I should start with the following disclaimer that I know virtually no logic, sorry forgive me if my questions are ill-posed. I appreciate that all of this is probably completely obvious to a logician, but I've gone round asking all these to a lot of mathematicians around me and have so far failed to get any sort of satisfactory answer/reference on the topic.
I'm going to start with a pair of formal questions, and then explain where these come from.
- Could it be that the statement "$\pi$ is a disjunctive number" is undecidable?
- Could it be that the statement "The circle diffeomorphism $x \mapsto x + \sqrt{2} + 0.1 \sin(2\pi x)$ has irrational rotation number" is undecidable?
(One more disclaimer, I don't know the formal definition of the concept of undecidability. I take it that a statement is undecidable if assuming that it is true or false in a coherent logical system doesn't create any incoherence).
Undecidability and unprovable statements Like many people I suppose, I've always regarded the question of undecidability as a fairly esoteric one which I shouldn't concern myself with, as it is unlikely I ever come across an undecidable statement. This is mostly because the only example of undecidable I knew about was the continuum hypothesis, and until I'd come across a concrete, reasonable set whose cardinality couldn't be established it would always feel like an empty statement.
Now it's come to my attention that there could be statements which are true but that one couldn't prove. For instance, you could imagine two somewhat explicit functions $f,g : \mathbb{N} \longrightarrow \mathbb{N}$ such that the statement $\forall n, f(n) > g(n)$ is undecidable. That's where my understanding of logic becomes too shaky, but I can't imagine a statement of this form not being, for any reasonable definition of the concepts, either true or false. For all $n$, I can check whether it is true. So if it were to be false, I could exhibit a particular $n$ for which $f(n) \leq g(n)$.
If the statement is undecidable, it's just that it can't be proved.
Now (sorry if it's getting too philosophical), most statements that we try to prove we have reasons to think that they are true; a proof is not just a formal logical reasoning, it's also taming some sort of phenomenon which we thought was behind the statement.
There could well be some (simple) statements, which turn out to be true for no particular phenomenological reason. Such statements, I would actually be surprised if they could be proven to be true, as in my semi-religious belief a proof is a phenomenological justification for why something is true. It's bumping into such a statement (the second one above) that I started wondering about this kind of things.

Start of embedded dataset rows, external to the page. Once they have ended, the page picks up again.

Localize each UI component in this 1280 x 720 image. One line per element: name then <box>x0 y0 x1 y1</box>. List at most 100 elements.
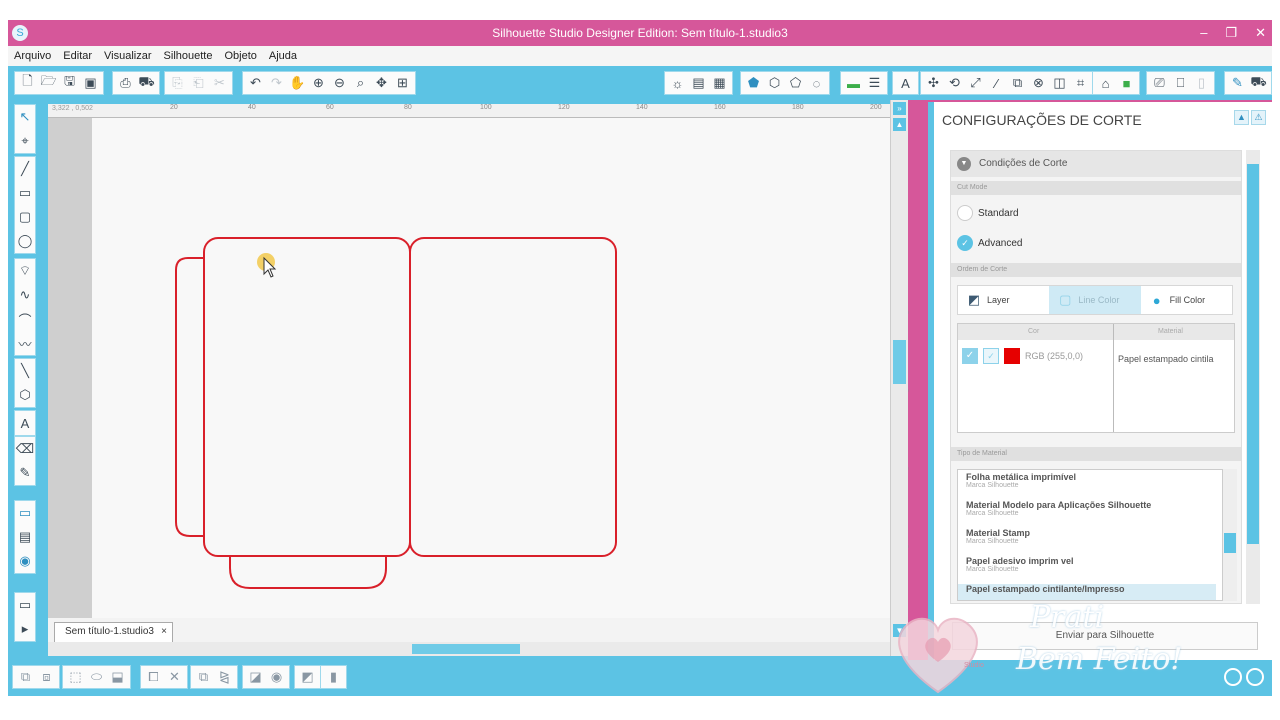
hexagon-icon[interactable]: ⬡ <box>765 74 784 93</box>
scale-icon[interactable]: ⤢ <box>966 74 985 93</box>
rotate-icon[interactable]: ⟲ <box>945 74 964 93</box>
collapse-chevron-icon[interactable]: ▼ <box>957 157 971 171</box>
library-icon[interactable]: ▣ <box>81 74 100 93</box>
cut-conditions-header[interactable]: ▼ Condições de Corte <box>951 151 1241 177</box>
send-back-icon[interactable]: ◉ <box>267 668 286 687</box>
radio-advanced-check-icon[interactable]: ✓ <box>957 235 973 251</box>
rectangle-tool-icon[interactable]: ▭ <box>15 181 35 205</box>
drag-zoom-icon[interactable]: ✥ <box>372 74 391 93</box>
radio-standard[interactable]: Standard <box>957 205 1019 221</box>
freehand-tool-icon[interactable]: 〰 <box>15 331 35 355</box>
panel-collapse-icon[interactable]: ▲ <box>1234 110 1249 125</box>
menu-objeto[interactable]: Objeto <box>224 50 256 62</box>
line-style-icon[interactable]: ▬ <box>844 74 863 93</box>
offset-icon[interactable]: ◫ <box>1050 74 1069 93</box>
vertical-scrollbar[interactable]: » ▲ ▼ <box>890 100 908 656</box>
ungroup-icon[interactable]: ⧈ <box>37 668 56 687</box>
rounded-rect-tool-icon[interactable]: ▢ <box>15 205 35 229</box>
row-material[interactable]: Papel estampado cintila <box>1118 354 1214 364</box>
new-file-icon[interactable]: 🗋 <box>18 73 37 93</box>
panel-alert-icon[interactable]: ⚠ <box>1251 110 1266 125</box>
group-icon[interactable]: ⧉ <box>16 668 35 687</box>
menu-arquivo[interactable]: Arquivo <box>14 50 51 62</box>
save-icon[interactable]: 🖫 <box>60 73 79 93</box>
line-weight-icon[interactable]: ☰ <box>865 74 884 93</box>
image-icon[interactable]: ◩ <box>298 668 317 687</box>
line-tool-icon[interactable]: ╱ <box>15 157 35 181</box>
polygon-shape-icon[interactable]: ⬡ <box>15 383 35 407</box>
minimize-button[interactable]: – <box>1200 20 1207 46</box>
lightbulb-icon[interactable]: ☼ <box>668 74 687 93</box>
grid-icon[interactable]: ▦ <box>710 74 729 93</box>
make-compound-icon[interactable]: ⧠ <box>144 668 163 687</box>
list-item[interactable]: Material Stamp Marca Silhouette <box>966 528 1030 545</box>
trace-icon[interactable]: ⌗ <box>1071 74 1090 93</box>
panel-scrollbar[interactable] <box>1246 150 1260 604</box>
page-settings-icon[interactable]: ▤ <box>689 74 708 93</box>
close-button[interactable]: ✕ <box>1255 20 1266 46</box>
weld-icon[interactable]: ⊗ <box>1029 74 1048 93</box>
shape-node-icon[interactable]: ◌ <box>807 74 826 93</box>
list-item[interactable]: Material Modelo para Aplicações Silhouet… <box>966 500 1151 517</box>
design-page[interactable] <box>92 118 892 618</box>
panel-expand-icon[interactable]: » <box>893 102 906 115</box>
cutter-settings-icon[interactable]: ⎕ <box>1171 74 1190 93</box>
online-store-icon[interactable]: ◉ <box>15 549 35 573</box>
window-toggle-icon[interactable]: ▭ <box>15 593 35 617</box>
menu-editar[interactable]: Editar <box>63 50 92 62</box>
order-line-color-button[interactable]: ▢ Line Color <box>1049 286 1141 314</box>
settings-gear-icon[interactable] <box>1224 668 1242 686</box>
zoom-in-icon[interactable]: ⊕ <box>309 74 328 93</box>
library-store-icon[interactable]: ⌂ <box>1096 74 1115 93</box>
vertical-scroll-thumb[interactable] <box>893 340 906 384</box>
horizontal-scroll-thumb[interactable] <box>412 644 520 654</box>
menu-visualizar[interactable]: Visualizar <box>104 50 152 62</box>
trash-icon[interactable]: ▮ <box>324 668 343 687</box>
copy-icon[interactable]: ⎘ <box>168 74 187 93</box>
cut-settings-icon[interactable]: ✎ <box>1228 74 1247 93</box>
pan-hand-icon[interactable]: ✋ <box>288 74 307 93</box>
menu-silhouette[interactable]: Silhouette <box>164 50 213 62</box>
scroll-down-icon[interactable]: ▼ <box>893 624 906 637</box>
list-item-selected[interactable]: Papel estampado cintilante/Impresso <box>958 584 1216 600</box>
redo-icon[interactable]: ↷ <box>267 74 286 93</box>
row-enabled-check-icon[interactable]: ✓ <box>962 348 978 364</box>
eraser-icon[interactable]: ⌫ <box>15 437 35 461</box>
open-folder-icon[interactable]: 🗁 <box>39 73 58 93</box>
select-arrow-icon[interactable]: ↖ <box>15 105 35 129</box>
tab-close-icon[interactable]: × <box>161 623 167 641</box>
list-item[interactable]: Folha metálica imprimível Marca Silhouet… <box>966 472 1076 489</box>
text-tool-icon[interactable]: A <box>15 411 35 435</box>
expand-arrow-icon[interactable]: ▸ <box>15 617 35 641</box>
select-all-icon[interactable]: ⬚ <box>66 668 85 687</box>
text-style-icon[interactable]: A <box>896 74 915 93</box>
print-icon[interactable]: ⎙ <box>116 74 135 93</box>
radio-standard-dot[interactable] <box>957 205 973 221</box>
send-to-cutter-icon[interactable]: ⎚ <box>1150 74 1169 93</box>
zoom-out-icon[interactable]: ⊖ <box>330 74 349 93</box>
pentagon-fill-icon[interactable]: ⬟ <box>744 74 763 93</box>
menu-ajuda[interactable]: Ajuda <box>269 50 297 62</box>
deselect-icon[interactable]: ⬭ <box>87 668 106 687</box>
cut-icon[interactable]: ✂ <box>210 74 229 93</box>
document-tab[interactable]: Sem título-1.studio3 × <box>54 622 173 642</box>
order-fill-color-button[interactable]: ● Fill Color <box>1141 286 1232 314</box>
row-cut-check-icon[interactable]: ✓ <box>983 348 999 364</box>
knife-icon[interactable]: ⁄ <box>987 74 1006 93</box>
replicate-icon[interactable]: ⧉ <box>1008 74 1027 93</box>
zoom-box-icon[interactable]: ⌕ <box>351 74 370 93</box>
material-icon[interactable]: ▯ <box>1192 74 1211 93</box>
pentagon-outline-icon[interactable]: ⬠ <box>786 74 805 93</box>
undo-icon[interactable]: ↶ <box>246 74 265 93</box>
table-row[interactable]: ✓ ✓ RGB (255,0,0) <box>962 348 1083 364</box>
align-icon[interactable]: ✣ <box>924 74 943 93</box>
radio-advanced[interactable]: ✓ Advanced <box>957 235 1022 251</box>
curve-tool-icon[interactable]: ∿ <box>15 283 35 307</box>
order-layer-button[interactable]: ◩ Layer <box>958 286 1049 314</box>
cut-cutter-icon[interactable]: ⛟ <box>1249 74 1268 93</box>
help-icon[interactable] <box>1246 668 1264 686</box>
material-scroll-thumb[interactable] <box>1224 533 1236 553</box>
cut-send-icon[interactable]: ⛟ <box>137 74 156 93</box>
material-list-scrollbar[interactable] <box>1223 469 1237 601</box>
fit-page-icon[interactable]: ⊞ <box>393 74 412 93</box>
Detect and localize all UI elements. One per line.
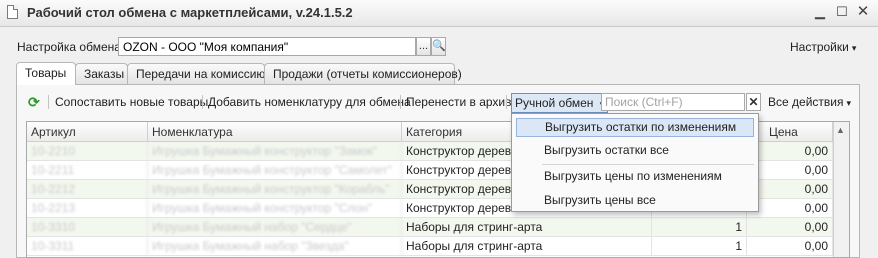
- column-header-nomenclature[interactable]: Номенклатура: [148, 122, 402, 142]
- menu-separator: [542, 164, 754, 165]
- article-cell: 10-2213: [27, 199, 148, 217]
- all-actions-label: Все действия: [768, 95, 844, 109]
- open-search-icon[interactable]: 🔍: [431, 37, 446, 56]
- category-cell: Наборы для стринг-арта: [402, 237, 652, 255]
- exchange-setting-field[interactable]: OZON - ООО "Моя компания": [118, 37, 416, 56]
- settings-menu-label: Настройки: [790, 40, 849, 54]
- clear-search-icon[interactable]: ✕: [746, 93, 761, 111]
- nomenclature-cell: Игрушка Бумажный конструктор "Слон": [148, 199, 402, 217]
- menu-item-export-prices-all[interactable]: Выгрузить цены все: [516, 191, 754, 210]
- settings-menu[interactable]: Настройки ▾: [790, 40, 856, 54]
- table-row[interactable]: 10-3310 Игрушка Бумажный набор "Сердце" …: [27, 218, 833, 237]
- manual-exchange-dropdown[interactable]: Ручной обмен ▾: [511, 93, 609, 113]
- tab-commission-sales[interactable]: Продажи (отчеты комиссионеров): [264, 63, 462, 84]
- column-header-price-label: Цена: [769, 125, 798, 139]
- chevron-down-icon: ▾: [846, 98, 851, 108]
- nomenclature-cell: Игрушка Бумажный конструктор "Корабль": [148, 180, 402, 198]
- search-input[interactable]: Поиск (Ctrl+F): [601, 93, 745, 111]
- article-cell: 10-2211: [27, 161, 148, 179]
- select-button[interactable]: ...: [416, 37, 431, 56]
- menu-item-export-prices-changes[interactable]: Выгрузить цены по изменениям: [516, 167, 754, 186]
- document-icon: [7, 5, 18, 19]
- vertical-scrollbar[interactable]: ▲: [833, 122, 849, 257]
- price-cell: 0,00: [747, 142, 833, 160]
- match-new-products-button[interactable]: Сопоставить новые товары: [55, 92, 208, 112]
- column-header-price[interactable]: Цена: [747, 122, 833, 142]
- nomenclature-cell: Игрушка Бумажный конструктор "Замок": [148, 142, 402, 160]
- price-cell: 0,00: [747, 161, 833, 179]
- category-cell: Наборы для стринг-арта: [402, 218, 652, 236]
- menu-item-export-stock-all[interactable]: Выгрузить остатки все: [516, 141, 754, 160]
- article-cell: 10-2210: [27, 142, 148, 160]
- tab-products[interactable]: Товары: [16, 62, 76, 85]
- toolbar-separator: [506, 95, 507, 109]
- manual-exchange-label: Ручной обмен: [515, 96, 594, 110]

The rotation number as a potential source of undecidability For those who do not know much dynamical systems, to a circle homeomorphism $T : S^1 \longrightarrow S^1$, one can associate a number $\rho(T) \in S^1 = \mathbb{R}/\mathbb{Z}$ which has some dynamical significance. It's a well-known theorem that in parameter families like $T_{\alpha, \epsilon} := x \mapsto x + \alpha + \epsilon \sin(2 \pi x)$, the probability that a parameter $(\alpha, \epsilon)$ corresponds to a rational/irrational rotation number has positive probability.
The definition of the rotation number involves taking a limit of infinitely many iterations of the map $T$, and somehow is highly transcendental with respect to the parameters $(\alpha, \epsilon)$. I want to speculate that the precise value of $(\alpha, \epsilon)$ is somewhat uncorrelated to the actual dynamical behaviour of $T_{\alpha, \epsilon}$. If there were a proof that $x \mapsto x + \sqrt{2} + 0.1 \sin(2\pi x)$ has irrational or rational rotation number, it would suggest that arithmetic properties of $\alpha$ and $\epsilon$ are reflected in the highly transcendental process of taking a limit of many iterations of $T_{\alpha, \epsilon}$. I would find this hard to believe, and therefore I would incline to believe that such a statement cannot be proven!
$\pi$ is disjunctive A number is disjunctive if its decimal expansion contains every finite sequence. It is relatively easy to prove that almost every real number is disjunctive. But now if one takes a number which is not defined in terms of its decimal expansion and that its decimal expansion cannot be made somewhat explicit using the (a) way it is defined, I would expect that
- it is disjunctive (because almost every number is)
- it is impossible to prove if the way the number is defined is "transcendental with respect to the decimal expansion".
Are such statements undecidable? The more I do maths, the more I come across conjectures about particular objects, the heuristical reasons why they are believed to be true seem to be true only generically for a wider class of objects. Has anyone considered the fact that such statements could be very good candidates for being undecidable statements?
A general question to conclude would then be : do logicians have interesting things to say about problems with this general structure? (a statement $S$ about a particular object $A$, known to hold true only generically for a wider class of objects $\mathcal{C}$, the definition of $A$ being "transcendental" with respect to the properties used in the proof that generic objects of $\mathcal{C}$ satisfy $S$).